VON DER WELT-ÖFFENTLICHKEIT

Autor Tim ACKERMANN fürchte nur, „dass noch einige Documenta-Ausgaben scheitern müssen, bevor sich die Erkenntnis durchsetzt: Kassel braucht keinen Superkurator, sondern dringend mehr Schwarmintelligenz“. RECHT SO – Quelle in
http://www.welt.de/print/die_welt/kultur/article13...

Dazu siehe: OPTIMIST „Am Ende bleibt die Kunst“ – von
Hans-Joachim MÜLLER
http://www.welt.de/print/die_welt/kultur/article13...

Documenta-FAN MÜLLER (KZ / kunstzeitungs-Autor):
Ist die selbst ernannte "Weltkunstschau" endgültig an ihre Grenzen gekommen? – Mehr ebenda.

FAZIT a.a.O.:

Es zähle allein die „Kraft der Kunst, die sich doch nie wirklich zu erschöpfen scheint. Mehr als von jeder anderen Bilanzausstellung geht von dieser alle fünf Jahre wiederbelebten Documenta ein steter Appell zur Sonderleistung aus“. Wer die Ehre hatte, Carolyn Christov-Bakargiev, der künstlerischen Leiterin der Documenta begegnet zu sein, erinnere sich:

An wundermilde „Erzählungen aus allen vier Kunsthimmelsrichtungen und elegante Slalomfahrten durch weit gesteckte Begriffstore. Aber waren Documenta-Ankündigungen jemals wahrheitsfähig? Noch jede Chefin und jeder Chef hatte seine Methode des beredten Verschweigens“ - Roger M. Buergel & Ruth Noack etc..

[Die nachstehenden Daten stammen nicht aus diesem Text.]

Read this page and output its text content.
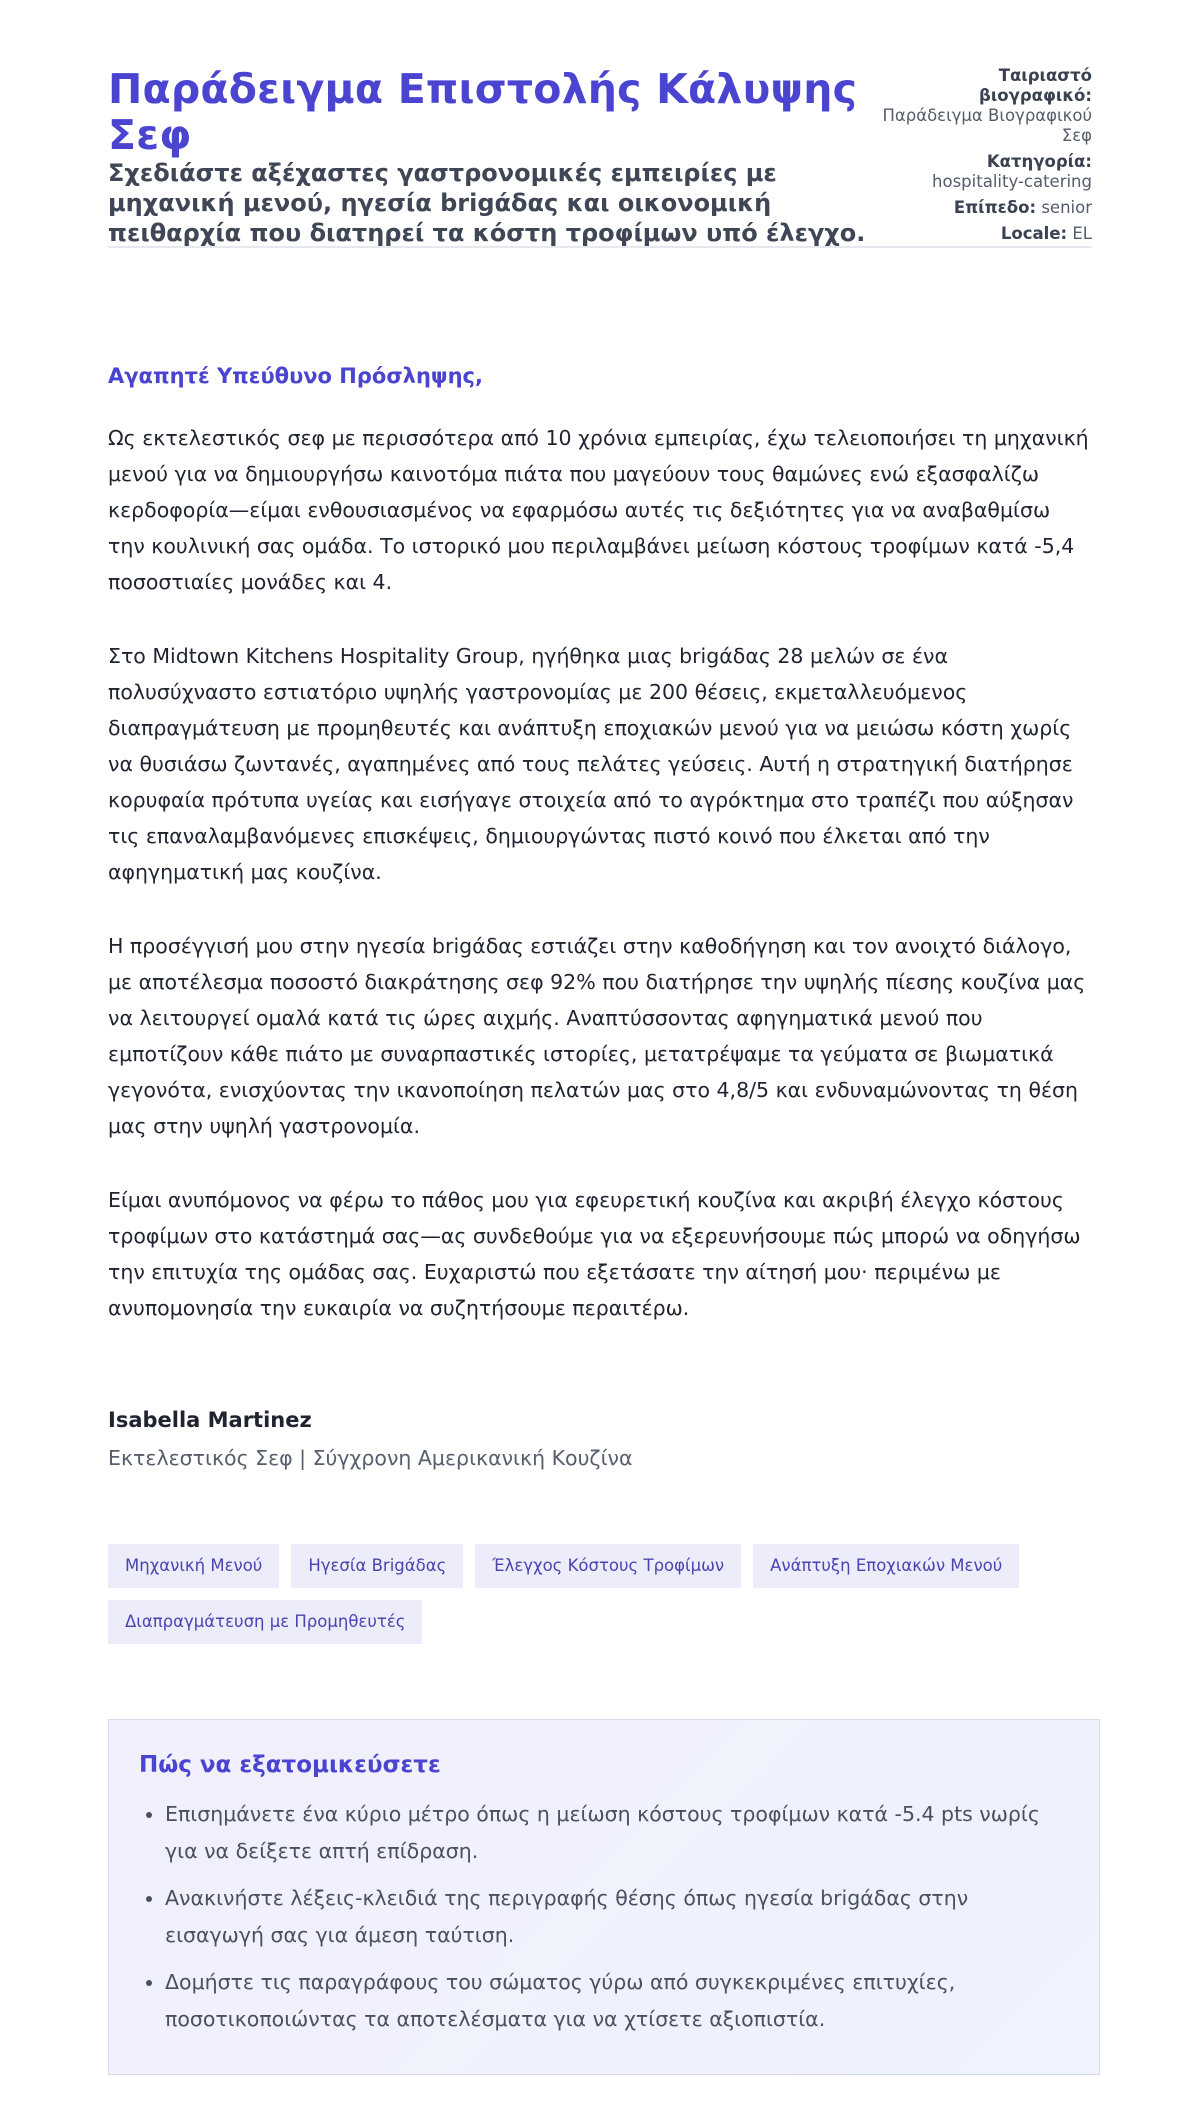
Παράδειγμα Επιστολής Κάλυψης Σεφ

Σχεδιάστε αξέχαστες γαστρονομικές εμπειρίες με μηχανική μενού, ηγεσία brigάδας και οικονομική πειθαρχία που διατηρεί τα κόστη τροφίμων υπό έλεγχο.

Ταιριαστό βιογραφικό:
Παράδειγμα Βιογραφικού Σεφ
Κατηγορία:
hospitality-catering
Επίπεδο: senior
Locale: EL

Αγαπητέ Υπεύθυνο Πρόσληψης,

Ως εκτελεστικός σεφ με περισσότερα από 10 χρόνια εμπειρίας, έχω τελειοποιήσει τη μηχανική μενού για να δημιουργήσω καινοτόμα πιάτα που μαγεύουν τους θαμώνες ενώ εξασφαλίζω κερδοφορία—είμαι ενθουσιασμένος να εφαρμόσω αυτές τις δεξιότητες για να αναβαθμίσω την κουλινική σας ομάδα. Το ιστορικό μου περιλαμβάνει μείωση κόστους τροφίμων κατά -5,4 ποσοστιαίες μονάδες και 4.

Στο Midtown Kitchens Hospitality Group, ηγήθηκα μιας brigάδας 28 μελών σε ένα πολυσύχναστο εστιατόριο υψηλής γαστρονομίας με 200 θέσεις, εκμεταλλευόμενος διαπραγμάτευση με προμηθευτές και ανάπτυξη εποχιακών μενού για να μειώσω κόστη χωρίς να θυσιάσω ζωντανές, αγαπημένες από τους πελάτες γεύσεις. Αυτή η στρατηγική διατήρησε κορυφαία πρότυπα υγείας και εισήγαγε στοιχεία από το αγρόκτημα στο τραπέζι που αύξησαν τις επαναλαμβανόμενες επισκέψεις, δημιουργώντας πιστό κοινό που έλκεται από την αφηγηματική μας κουζίνα.

Η προσέγγισή μου στην ηγεσία brigάδας εστιάζει στην καθοδήγηση και τον ανοιχτό διάλογο, με αποτέλεσμα ποσοστό διακράτησης σεφ 92% που διατήρησε την υψηλής πίεσης κουζίνα μας να λειτουργεί ομαλά κατά τις ώρες αιχμής. Αναπτύσσοντας αφηγηματικά μενού που εμποτίζουν κάθε πιάτο με συναρπαστικές ιστορίες, μετατρέψαμε τα γεύματα σε βιωματικά γεγονότα, ενισχύοντας την ικανοποίηση πελατών μας στο 4,8/5 και ενδυναμώνοντας τη θέση μας στην υψηλή γαστρονομία.

Είμαι ανυπόμονος να φέρω το πάθος μου για εφευρετική κουζίνα και ακριβή έλεγχο κόστους τροφίμων στο κατάστημά σας—ας συνδεθούμε για να εξερευνήσουμε πώς μπορώ να οδηγήσω την επιτυχία της ομάδας σας. Ευχαριστώ που εξετάσατε την αίτησή μου· περιμένω με ανυπομονησία την ευκαιρία να συζητήσουμε περαιτέρω.

Isabella Martinez
Εκτελεστικός Σεφ | Σύγχρονη Αμερικανική Κουζίνα
Μηχανική Μενού	Ηγεσία Brigάδας	Έλεγχος Κόστους Τροφίμων	Ανάπτυξη Εποχιακών Μενού
Διαπραγμάτευση με Προμηθευτές
Πώς να εξατομικεύσετε
• Επισημάνετε ένα κύριο μέτρο όπως η μείωση κόστους τροφίμων κατά -5.4 pts νωρίς για να δείξετε απτή επίδραση.
• Ανακινήστε λέξεις-κλειδιά της περιγραφής θέσης όπως ηγεσία brigάδας στην εισαγωγή σας για άμεση ταύτιση.
• Δομήστε τις παραγράφους του σώματος γύρω από συγκεκριμένες επιτυχίες, ποσοτικοποιώντας τα αποτελέσματα για να χτίσετε αξιοπιστία.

Spätestens seit Harald Szeemanns legendärer Documenta 5 des Jahres 1972 brauche die Documenta-Kunst ihre Documenta-Begriffe, und „keine Documenta-Leitung kommt mehr ohne den Nachweis verschärften Nachdenkens aus“.

NUR/ABER:
JETZT ist die dOCUMENTA (13) auf den HUND gekommen!